Fast career development
What executives look for in their managers and successors are people who (A) solve problems and (B) are great leaders. Showcasing E2E ownership is one of the few factors that make you fulfill these criteria and hence accelerate your career. The following 3 reasons explain why.
First, E2E ownership is the prerequisite for being a leader. Even though it’s only the CxOs that must assume E2E ownership, taking a “low-level” managing position requires assuming ownership, too. And the higher you climb the career ladder, the greater is the amount of required ownership.
The thing is that you often won’t be promoted unless you’ve already showcased the necessary skills of the designated position. Therefore, to become a candidate considered for managing/ higher positions, you have to showcase ownership to the desired degree.
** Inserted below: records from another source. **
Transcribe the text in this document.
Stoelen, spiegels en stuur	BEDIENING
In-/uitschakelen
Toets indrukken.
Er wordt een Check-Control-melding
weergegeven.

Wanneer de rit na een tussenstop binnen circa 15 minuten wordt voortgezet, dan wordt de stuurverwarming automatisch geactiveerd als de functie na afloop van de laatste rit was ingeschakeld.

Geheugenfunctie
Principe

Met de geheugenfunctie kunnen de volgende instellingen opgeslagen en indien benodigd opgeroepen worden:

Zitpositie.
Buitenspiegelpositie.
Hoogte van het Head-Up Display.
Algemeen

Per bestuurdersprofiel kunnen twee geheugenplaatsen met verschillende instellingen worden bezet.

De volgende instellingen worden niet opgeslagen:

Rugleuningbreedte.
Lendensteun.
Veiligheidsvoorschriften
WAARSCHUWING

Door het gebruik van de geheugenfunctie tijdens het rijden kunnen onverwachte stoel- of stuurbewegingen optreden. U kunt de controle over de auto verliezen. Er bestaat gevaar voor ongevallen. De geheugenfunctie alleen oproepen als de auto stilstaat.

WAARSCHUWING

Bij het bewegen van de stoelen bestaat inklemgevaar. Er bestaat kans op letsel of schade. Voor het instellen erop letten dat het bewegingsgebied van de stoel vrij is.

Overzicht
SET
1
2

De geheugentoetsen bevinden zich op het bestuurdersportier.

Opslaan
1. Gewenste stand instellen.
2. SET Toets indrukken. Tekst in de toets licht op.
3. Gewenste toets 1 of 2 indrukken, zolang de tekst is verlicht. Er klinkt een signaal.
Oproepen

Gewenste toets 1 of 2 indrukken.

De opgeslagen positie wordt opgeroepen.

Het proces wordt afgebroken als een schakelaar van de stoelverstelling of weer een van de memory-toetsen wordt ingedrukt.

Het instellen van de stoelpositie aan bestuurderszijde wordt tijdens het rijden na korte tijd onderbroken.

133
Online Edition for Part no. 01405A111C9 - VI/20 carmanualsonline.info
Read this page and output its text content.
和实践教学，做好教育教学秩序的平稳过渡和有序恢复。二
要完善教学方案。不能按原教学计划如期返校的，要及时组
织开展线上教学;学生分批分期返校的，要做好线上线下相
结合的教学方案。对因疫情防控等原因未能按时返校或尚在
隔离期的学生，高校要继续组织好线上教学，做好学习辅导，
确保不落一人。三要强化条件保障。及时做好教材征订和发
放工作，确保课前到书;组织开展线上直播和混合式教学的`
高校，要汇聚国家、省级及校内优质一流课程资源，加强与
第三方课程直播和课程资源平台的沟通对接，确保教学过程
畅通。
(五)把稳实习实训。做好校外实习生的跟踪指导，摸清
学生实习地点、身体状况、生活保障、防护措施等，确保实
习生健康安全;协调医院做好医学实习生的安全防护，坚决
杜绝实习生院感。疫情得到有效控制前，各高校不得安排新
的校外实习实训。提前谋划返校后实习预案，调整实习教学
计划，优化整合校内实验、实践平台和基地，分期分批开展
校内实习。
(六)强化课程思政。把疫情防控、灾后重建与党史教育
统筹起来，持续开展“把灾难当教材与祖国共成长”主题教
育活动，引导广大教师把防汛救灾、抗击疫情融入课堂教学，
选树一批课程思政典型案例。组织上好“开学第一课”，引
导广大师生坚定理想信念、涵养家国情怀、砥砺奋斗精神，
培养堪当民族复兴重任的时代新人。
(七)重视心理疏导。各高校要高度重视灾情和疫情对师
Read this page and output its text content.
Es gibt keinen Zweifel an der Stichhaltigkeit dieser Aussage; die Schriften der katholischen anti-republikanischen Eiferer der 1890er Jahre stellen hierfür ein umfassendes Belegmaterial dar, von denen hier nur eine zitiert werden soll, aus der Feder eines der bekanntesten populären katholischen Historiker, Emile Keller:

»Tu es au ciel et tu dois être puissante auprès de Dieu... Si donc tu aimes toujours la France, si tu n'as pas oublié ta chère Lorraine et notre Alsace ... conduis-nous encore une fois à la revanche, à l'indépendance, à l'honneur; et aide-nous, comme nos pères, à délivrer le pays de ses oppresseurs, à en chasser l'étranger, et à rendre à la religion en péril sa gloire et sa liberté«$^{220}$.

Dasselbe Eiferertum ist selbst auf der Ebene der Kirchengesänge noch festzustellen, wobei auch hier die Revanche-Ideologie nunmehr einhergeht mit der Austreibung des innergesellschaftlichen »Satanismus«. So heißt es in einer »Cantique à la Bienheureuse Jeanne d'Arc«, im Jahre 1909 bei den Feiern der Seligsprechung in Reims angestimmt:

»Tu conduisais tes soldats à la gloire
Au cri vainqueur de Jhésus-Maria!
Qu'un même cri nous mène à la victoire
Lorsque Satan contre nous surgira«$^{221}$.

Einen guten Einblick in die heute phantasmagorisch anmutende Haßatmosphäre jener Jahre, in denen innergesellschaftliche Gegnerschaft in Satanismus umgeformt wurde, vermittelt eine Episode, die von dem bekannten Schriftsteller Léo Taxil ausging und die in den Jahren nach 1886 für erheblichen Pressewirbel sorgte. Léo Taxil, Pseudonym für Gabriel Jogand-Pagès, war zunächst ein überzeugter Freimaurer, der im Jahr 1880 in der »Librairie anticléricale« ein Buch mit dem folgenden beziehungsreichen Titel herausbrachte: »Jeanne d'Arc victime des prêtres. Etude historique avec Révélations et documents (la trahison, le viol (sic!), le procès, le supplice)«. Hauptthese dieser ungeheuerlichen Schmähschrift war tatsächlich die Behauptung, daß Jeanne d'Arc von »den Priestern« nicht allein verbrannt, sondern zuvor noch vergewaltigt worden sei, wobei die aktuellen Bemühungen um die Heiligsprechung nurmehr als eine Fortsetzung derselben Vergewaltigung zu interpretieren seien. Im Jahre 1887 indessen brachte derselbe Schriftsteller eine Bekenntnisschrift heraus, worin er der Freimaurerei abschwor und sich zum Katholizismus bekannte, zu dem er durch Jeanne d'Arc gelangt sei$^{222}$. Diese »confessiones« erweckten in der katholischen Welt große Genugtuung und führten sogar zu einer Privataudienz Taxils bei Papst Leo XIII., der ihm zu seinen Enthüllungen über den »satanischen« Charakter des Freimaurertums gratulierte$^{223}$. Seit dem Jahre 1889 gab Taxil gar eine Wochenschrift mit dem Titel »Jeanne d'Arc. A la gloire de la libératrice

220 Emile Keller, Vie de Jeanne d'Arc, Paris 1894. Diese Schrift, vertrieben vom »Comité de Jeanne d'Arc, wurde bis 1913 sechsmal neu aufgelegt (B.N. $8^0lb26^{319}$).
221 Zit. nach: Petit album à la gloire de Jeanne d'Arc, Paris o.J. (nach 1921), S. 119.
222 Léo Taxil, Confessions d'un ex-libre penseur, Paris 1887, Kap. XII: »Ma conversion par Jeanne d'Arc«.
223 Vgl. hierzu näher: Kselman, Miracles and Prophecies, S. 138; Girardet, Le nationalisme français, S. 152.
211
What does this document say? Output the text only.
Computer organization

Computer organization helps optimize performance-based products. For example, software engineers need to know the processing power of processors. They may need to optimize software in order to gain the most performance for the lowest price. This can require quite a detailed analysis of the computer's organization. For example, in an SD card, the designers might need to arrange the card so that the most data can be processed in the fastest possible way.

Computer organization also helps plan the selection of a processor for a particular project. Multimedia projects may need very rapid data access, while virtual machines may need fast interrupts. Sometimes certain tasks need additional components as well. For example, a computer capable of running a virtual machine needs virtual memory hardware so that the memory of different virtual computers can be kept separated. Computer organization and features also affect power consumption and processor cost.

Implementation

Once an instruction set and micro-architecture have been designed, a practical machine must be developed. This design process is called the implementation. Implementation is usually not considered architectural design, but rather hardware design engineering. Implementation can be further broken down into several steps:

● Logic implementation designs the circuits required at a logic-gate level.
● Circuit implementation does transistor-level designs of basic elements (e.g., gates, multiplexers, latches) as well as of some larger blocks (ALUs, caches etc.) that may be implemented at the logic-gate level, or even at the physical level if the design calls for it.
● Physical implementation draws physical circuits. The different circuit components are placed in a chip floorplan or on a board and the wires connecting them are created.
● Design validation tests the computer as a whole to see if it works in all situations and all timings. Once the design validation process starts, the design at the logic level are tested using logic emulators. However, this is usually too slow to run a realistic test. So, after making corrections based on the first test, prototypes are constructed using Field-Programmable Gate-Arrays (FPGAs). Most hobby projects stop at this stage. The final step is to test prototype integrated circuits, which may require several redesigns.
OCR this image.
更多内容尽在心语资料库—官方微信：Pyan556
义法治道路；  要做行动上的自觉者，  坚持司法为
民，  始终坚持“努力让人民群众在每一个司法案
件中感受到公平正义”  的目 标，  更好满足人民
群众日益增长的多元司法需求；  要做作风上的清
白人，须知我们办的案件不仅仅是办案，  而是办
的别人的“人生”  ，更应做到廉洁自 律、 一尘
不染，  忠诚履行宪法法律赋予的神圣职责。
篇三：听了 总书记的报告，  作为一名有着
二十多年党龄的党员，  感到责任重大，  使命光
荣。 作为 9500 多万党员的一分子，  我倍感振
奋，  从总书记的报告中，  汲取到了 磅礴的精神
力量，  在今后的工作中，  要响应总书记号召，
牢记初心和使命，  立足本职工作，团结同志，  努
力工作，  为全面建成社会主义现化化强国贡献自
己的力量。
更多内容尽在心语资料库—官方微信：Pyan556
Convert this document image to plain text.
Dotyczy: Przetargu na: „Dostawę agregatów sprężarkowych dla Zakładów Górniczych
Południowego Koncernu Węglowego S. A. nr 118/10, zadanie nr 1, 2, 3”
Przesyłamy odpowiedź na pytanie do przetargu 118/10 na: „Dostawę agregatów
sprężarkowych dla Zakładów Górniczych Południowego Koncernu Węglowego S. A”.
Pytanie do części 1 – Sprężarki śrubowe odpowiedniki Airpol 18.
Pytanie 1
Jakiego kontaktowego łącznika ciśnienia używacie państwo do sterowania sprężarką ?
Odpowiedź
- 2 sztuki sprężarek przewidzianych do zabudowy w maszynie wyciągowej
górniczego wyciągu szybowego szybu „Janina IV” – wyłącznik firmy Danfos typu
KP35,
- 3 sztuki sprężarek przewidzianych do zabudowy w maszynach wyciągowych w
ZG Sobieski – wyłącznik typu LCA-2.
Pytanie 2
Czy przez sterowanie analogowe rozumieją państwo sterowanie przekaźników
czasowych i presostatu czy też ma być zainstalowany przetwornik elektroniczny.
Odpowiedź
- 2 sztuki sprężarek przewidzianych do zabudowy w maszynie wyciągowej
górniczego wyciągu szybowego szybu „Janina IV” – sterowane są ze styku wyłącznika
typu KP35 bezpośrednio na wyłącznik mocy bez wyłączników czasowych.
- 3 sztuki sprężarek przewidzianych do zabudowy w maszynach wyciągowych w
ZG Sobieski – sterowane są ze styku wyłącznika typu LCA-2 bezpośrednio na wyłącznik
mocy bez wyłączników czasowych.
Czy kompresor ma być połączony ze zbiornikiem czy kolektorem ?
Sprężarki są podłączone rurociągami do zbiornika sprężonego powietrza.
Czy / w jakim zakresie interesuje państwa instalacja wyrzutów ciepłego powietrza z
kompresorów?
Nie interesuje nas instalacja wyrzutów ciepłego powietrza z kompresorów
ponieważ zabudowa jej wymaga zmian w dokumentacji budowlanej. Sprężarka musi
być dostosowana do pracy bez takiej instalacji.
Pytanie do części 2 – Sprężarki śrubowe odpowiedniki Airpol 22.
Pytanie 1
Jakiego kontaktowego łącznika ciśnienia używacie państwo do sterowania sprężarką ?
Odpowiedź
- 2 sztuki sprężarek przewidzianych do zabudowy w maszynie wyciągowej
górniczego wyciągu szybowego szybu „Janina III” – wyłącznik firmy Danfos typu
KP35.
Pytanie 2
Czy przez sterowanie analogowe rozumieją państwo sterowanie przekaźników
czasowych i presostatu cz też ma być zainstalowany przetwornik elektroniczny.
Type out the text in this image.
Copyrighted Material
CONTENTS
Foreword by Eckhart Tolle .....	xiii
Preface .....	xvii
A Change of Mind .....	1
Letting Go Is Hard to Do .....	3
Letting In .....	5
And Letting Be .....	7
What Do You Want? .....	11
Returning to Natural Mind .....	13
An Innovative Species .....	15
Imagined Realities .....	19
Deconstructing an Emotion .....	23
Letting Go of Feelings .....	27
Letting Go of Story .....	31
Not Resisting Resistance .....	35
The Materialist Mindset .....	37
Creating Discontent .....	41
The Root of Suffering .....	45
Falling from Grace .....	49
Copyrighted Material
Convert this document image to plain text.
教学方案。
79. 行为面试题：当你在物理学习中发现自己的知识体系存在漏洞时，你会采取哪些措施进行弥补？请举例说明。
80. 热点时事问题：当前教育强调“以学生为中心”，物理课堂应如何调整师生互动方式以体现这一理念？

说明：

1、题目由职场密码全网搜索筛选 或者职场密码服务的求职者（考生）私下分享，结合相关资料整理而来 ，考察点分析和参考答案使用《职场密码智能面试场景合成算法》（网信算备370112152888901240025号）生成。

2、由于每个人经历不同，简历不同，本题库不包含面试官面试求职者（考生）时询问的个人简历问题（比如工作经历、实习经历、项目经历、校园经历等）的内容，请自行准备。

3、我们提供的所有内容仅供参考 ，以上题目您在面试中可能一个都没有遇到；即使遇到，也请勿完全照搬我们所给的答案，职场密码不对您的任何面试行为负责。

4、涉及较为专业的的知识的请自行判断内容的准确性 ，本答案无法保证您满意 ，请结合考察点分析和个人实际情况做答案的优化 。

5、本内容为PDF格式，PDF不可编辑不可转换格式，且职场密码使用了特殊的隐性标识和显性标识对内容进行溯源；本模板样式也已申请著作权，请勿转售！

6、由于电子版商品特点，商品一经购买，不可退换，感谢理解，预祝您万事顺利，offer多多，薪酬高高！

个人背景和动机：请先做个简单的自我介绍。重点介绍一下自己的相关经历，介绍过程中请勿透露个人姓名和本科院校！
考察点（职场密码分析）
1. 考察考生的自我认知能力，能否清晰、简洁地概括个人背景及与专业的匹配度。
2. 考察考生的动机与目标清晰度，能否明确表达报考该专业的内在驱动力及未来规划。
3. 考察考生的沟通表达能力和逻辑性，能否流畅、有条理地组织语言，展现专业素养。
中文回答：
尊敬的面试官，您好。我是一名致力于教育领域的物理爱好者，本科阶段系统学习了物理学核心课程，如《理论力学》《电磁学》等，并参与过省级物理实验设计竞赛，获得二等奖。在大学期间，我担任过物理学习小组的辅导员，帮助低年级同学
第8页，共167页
Second, the earlier you practice taking (E2E) ownership, the faster you’ll learn and the lower the stakes. As in lower positions you’re not required to assume (E2E) ownership, mistakes and failing, in general, have less severe consequences. Hence, the earlier in your career you start to practice this skill, the better.
Third, those who take ownership and are granted the responsibility to tackle an issue, have (more) control over their work and hence a higher degree of freedom. This will allow you to do more of the work you like and are good at, making you solve problems better.
Adopt an E2E ownership mindset
What would I do if I were the owner of the company? – By answering this question and thinking through a situation, you better sense whether it requires attention and what you could do.
If that doesn’t help as you cannot imagine what the CEO/ owner would do, you could try to view the situation from the perspective of your manager’s managers as their work is closer to you.
Yet, it’s key to not view the situation from your manager’s or your own perspective since that won’t yield the desired results.
Adopting an (E2E) ownership mindset though takes a lot of practice. It’s not that you just remind yourself to view a situation from a certain perspective and you’re suddenly able to be E2E responsible, but rather it takes practice, a conscious effort, and stamina. Your managers might put down your effort to take more responsibility. You might not know what to do next. Or you might don’t have the energy to take more responsibility.
Yet, that’s what (E2E) ownership takes. There are no excuses. Leaders have to get things done. And if you want to climb the leadership ladder, you have to learn how you can showcase (E2E) in every situation.
A great exercise to put that into practicece is to think about the potential next 3 steps before and after every meeting you have.
Here is an example: A 2-hour workshop on a market analysis is coming up. In the workshop, you will discuss insights gained through customer interviews and potential implications for your product portfolio. Potential next steps could be to (A) prepare and conduct a follow-up workshop to refine the analyses and make decisions based on them (B) distribute the insights gained in the organization by synthesizing them and sharing them with the relevant teams (C) conduct further interviews to validate new hypotheses coming up in the workshop. You propose these next steps at the end of the meeting. Once agreed upon them, you ensure every next step is performed and follow-up actions are defined.